Plato's structuring here of Socrates's argument in this way takes on new importance in terms of the overall direction of Gorgias. In addition, further significance for this section results from its reflection of the true sentiments and beliefs of Athenians contemporary to both Socrates and Plato (and ultimately responsible for Socrates's trial and death). The claims contained herein take on a new meaning in light of this perspective. And, somewhat surprising in such a passionate text, its force hinges upon a rather formal logical distinction between knowledge and belief rooted in its implicit definition of knowledge as (justified) true belief. In other words, false knowledge is not knowledge at all, but rather a mistaken belief.
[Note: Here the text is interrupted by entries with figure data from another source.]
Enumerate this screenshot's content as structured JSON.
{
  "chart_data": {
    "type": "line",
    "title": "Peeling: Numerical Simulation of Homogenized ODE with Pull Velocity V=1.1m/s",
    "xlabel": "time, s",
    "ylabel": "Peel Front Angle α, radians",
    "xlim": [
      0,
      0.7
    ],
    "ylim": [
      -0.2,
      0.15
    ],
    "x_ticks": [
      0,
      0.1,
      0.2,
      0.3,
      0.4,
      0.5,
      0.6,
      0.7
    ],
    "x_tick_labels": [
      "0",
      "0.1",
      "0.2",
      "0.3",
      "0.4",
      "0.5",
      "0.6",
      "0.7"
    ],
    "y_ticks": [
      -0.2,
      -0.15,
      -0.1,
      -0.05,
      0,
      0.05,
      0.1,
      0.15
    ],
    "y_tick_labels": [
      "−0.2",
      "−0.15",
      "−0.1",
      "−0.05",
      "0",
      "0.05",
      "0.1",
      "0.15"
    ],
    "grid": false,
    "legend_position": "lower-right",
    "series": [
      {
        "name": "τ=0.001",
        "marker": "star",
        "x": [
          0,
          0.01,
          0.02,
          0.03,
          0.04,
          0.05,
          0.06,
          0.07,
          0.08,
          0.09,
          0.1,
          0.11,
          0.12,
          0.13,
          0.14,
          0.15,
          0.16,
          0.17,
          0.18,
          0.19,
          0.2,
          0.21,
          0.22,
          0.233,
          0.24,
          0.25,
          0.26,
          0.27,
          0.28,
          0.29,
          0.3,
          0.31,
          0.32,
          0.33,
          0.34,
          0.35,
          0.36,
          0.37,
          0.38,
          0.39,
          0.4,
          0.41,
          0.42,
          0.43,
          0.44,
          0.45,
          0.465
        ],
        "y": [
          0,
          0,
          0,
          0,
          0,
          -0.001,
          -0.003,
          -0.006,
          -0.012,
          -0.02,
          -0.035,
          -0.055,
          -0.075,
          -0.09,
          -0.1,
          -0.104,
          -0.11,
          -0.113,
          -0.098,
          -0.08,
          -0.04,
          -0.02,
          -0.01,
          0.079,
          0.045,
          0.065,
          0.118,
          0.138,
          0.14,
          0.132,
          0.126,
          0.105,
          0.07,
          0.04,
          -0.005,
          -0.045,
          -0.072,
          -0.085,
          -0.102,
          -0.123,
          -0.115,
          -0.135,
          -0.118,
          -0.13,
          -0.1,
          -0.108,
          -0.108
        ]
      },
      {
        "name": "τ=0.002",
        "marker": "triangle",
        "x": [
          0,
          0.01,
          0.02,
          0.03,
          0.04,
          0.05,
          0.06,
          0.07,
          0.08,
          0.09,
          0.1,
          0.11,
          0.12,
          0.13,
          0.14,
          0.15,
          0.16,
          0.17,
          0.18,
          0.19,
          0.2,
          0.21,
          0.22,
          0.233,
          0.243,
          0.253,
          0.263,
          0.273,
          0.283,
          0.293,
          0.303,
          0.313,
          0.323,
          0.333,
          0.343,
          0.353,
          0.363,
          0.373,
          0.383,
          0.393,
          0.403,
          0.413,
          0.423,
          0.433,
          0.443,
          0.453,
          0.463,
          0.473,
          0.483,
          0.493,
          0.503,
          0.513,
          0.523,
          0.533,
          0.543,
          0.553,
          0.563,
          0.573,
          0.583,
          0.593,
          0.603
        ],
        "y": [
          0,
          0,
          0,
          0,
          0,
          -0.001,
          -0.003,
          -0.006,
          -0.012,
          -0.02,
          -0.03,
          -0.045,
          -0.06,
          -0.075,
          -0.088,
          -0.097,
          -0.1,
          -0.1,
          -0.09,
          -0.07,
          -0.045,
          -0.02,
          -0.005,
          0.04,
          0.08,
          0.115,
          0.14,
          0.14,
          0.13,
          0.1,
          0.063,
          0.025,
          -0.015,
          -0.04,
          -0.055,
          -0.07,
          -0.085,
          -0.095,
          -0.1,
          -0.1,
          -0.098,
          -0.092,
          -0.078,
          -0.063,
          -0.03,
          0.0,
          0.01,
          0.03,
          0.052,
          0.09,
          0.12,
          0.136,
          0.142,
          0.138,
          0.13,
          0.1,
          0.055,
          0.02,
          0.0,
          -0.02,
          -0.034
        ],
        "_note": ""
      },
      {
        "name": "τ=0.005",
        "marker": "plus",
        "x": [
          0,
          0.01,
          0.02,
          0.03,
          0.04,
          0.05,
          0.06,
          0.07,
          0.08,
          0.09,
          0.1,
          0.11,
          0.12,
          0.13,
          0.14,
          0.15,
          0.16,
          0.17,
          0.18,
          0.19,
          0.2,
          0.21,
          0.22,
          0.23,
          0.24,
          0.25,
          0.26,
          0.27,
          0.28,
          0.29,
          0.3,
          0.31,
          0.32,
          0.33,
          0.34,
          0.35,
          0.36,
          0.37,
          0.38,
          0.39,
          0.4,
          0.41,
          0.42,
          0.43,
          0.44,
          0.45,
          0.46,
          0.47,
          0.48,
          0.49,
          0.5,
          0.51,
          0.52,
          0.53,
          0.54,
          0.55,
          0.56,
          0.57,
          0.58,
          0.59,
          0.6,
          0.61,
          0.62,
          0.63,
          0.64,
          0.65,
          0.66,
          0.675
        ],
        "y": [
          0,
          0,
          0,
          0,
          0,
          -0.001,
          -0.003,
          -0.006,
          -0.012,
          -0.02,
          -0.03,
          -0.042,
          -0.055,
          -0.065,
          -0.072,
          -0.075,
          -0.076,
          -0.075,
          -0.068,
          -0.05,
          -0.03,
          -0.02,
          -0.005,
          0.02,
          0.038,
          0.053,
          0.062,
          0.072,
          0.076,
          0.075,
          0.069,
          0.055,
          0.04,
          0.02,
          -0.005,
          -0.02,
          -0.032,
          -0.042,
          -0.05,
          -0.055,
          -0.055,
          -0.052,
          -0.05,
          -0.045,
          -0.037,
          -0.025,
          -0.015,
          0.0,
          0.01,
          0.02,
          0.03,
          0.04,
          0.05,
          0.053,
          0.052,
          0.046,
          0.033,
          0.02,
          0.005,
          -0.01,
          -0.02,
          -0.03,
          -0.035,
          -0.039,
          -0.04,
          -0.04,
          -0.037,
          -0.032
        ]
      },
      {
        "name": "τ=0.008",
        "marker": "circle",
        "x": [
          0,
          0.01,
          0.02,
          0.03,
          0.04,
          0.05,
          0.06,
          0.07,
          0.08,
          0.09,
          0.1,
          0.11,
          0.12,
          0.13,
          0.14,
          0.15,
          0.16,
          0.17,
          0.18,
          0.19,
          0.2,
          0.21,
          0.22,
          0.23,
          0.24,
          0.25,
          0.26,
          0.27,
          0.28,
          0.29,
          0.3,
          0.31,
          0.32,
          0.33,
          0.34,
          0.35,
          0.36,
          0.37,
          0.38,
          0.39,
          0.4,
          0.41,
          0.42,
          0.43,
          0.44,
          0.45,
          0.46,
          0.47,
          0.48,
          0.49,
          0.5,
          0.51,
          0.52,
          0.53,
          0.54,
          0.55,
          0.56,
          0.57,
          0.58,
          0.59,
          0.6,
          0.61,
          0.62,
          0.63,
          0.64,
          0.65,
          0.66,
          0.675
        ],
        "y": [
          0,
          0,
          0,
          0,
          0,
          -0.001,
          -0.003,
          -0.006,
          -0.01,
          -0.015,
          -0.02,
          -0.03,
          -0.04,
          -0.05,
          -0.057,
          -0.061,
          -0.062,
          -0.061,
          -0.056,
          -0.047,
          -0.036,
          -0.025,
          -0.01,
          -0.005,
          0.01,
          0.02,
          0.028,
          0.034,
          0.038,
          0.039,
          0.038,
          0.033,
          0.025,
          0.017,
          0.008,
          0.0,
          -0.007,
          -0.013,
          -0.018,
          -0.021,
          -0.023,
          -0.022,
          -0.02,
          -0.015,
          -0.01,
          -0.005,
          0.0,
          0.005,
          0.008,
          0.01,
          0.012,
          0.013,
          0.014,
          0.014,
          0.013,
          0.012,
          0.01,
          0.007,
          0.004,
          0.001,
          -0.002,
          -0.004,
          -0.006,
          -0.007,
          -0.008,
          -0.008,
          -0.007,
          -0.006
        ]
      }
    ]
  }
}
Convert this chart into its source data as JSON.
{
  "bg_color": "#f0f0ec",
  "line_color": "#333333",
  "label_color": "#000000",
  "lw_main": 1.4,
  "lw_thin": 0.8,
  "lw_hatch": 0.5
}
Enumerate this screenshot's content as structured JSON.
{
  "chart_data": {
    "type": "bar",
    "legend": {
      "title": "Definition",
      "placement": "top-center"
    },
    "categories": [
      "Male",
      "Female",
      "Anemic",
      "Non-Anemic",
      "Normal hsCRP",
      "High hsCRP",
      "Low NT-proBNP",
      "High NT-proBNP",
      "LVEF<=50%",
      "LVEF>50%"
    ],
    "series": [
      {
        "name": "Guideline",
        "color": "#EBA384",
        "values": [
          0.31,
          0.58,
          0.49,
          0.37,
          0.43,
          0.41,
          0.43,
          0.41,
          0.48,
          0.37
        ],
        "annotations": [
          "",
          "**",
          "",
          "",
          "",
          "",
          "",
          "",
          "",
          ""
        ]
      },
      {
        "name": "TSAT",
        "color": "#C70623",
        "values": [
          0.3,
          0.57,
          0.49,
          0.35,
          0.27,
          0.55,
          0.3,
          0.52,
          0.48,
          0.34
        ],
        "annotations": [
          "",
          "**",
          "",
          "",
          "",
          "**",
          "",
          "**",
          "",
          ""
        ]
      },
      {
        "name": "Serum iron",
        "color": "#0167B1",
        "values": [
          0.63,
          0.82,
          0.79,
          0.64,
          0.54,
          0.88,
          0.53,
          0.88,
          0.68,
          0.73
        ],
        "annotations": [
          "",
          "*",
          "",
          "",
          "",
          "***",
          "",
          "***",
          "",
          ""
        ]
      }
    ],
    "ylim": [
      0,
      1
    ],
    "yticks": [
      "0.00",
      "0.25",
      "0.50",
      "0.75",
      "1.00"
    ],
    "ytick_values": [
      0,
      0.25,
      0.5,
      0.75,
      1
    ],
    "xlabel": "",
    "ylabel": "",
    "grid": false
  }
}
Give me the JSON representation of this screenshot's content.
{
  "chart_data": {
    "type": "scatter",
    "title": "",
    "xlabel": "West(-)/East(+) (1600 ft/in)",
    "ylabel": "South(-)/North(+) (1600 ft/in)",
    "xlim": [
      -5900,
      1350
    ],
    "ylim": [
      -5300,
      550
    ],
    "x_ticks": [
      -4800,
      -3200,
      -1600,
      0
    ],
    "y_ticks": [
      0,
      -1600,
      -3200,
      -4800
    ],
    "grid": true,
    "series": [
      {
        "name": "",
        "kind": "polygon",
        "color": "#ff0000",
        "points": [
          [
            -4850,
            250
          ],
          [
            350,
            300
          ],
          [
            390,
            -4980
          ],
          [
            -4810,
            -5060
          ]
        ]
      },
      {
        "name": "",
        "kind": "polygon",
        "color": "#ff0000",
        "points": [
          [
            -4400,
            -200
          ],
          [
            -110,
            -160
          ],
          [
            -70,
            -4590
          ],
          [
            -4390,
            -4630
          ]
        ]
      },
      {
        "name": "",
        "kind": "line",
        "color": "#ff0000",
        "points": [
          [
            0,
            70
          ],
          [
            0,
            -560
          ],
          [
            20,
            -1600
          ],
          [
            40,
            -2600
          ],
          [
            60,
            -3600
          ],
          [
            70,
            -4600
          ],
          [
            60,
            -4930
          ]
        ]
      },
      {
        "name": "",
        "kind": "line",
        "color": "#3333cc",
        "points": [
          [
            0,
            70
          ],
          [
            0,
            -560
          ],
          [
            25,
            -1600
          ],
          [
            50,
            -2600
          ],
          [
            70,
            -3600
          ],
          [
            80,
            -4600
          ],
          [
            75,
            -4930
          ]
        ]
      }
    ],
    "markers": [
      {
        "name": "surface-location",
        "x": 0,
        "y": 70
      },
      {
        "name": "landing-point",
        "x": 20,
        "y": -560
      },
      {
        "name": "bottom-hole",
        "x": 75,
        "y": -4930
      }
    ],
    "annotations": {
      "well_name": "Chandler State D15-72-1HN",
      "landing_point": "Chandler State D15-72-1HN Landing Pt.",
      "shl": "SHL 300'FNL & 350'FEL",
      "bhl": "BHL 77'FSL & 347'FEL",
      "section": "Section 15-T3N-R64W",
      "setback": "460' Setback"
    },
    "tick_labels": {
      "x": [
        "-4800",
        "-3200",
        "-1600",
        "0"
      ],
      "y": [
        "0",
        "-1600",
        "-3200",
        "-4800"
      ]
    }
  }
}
It is also noteworthy that Plato establishes the crucial distinction here between art and routine on grounds of mob ignorance. Moreover, Gorgias readily agrees with the proposition. The basic thrust of this claim is that within a crowd, an average person (as most people are, since this is why it is "average") is apt to listen to others (including the rest of the crowd as well as any one authoritative speaker) only in a cursory way when deciding what to think, do and believe in any given situation or decision (they even listen to themselves in a cursory way).

This fundamental irrationality comes as opposed to a use of reasoned introspection and thought employed in order to gain insight into the truth of any given situation, which truth itself will dictate its own actions for the circumstances in consideration. One consequently should note that exactly this existence of public and courtroom ignorance was responsible for the wrongful execution of Socrates, and it threatened to destroy Athenian society when the dialogue was written. In fact, one legitimately could argue that this ignorance of the crowd directly causes Plato to create such a treatment of the issue as the Gorgias text, so that the problem may be remedied before all was lost.

With such a treatment of true versus false art comes Plato's first, if as of yet unsubstantiated, hint that the good is different from the pleasant. For, while the good truly is good, the pleasant falsely flatters in order to create an incorrect belief of good. The value of art is real, while that of routine is apparent. Without question this is an impressively simple distinction, and yet its impact could not be more far-reaching. As Plato portrays the situation (through his mouthpiece Socrates), the ever-growing corruption of his contemporary society takes root entirely in the mistaken attribution of good to the pleasant, regardless of specific art or flattery. By exposing this fallacy, as Socrates does through the remainder of the dialogue, Plato attempts to spark massive and (as he saw it) necessary reform.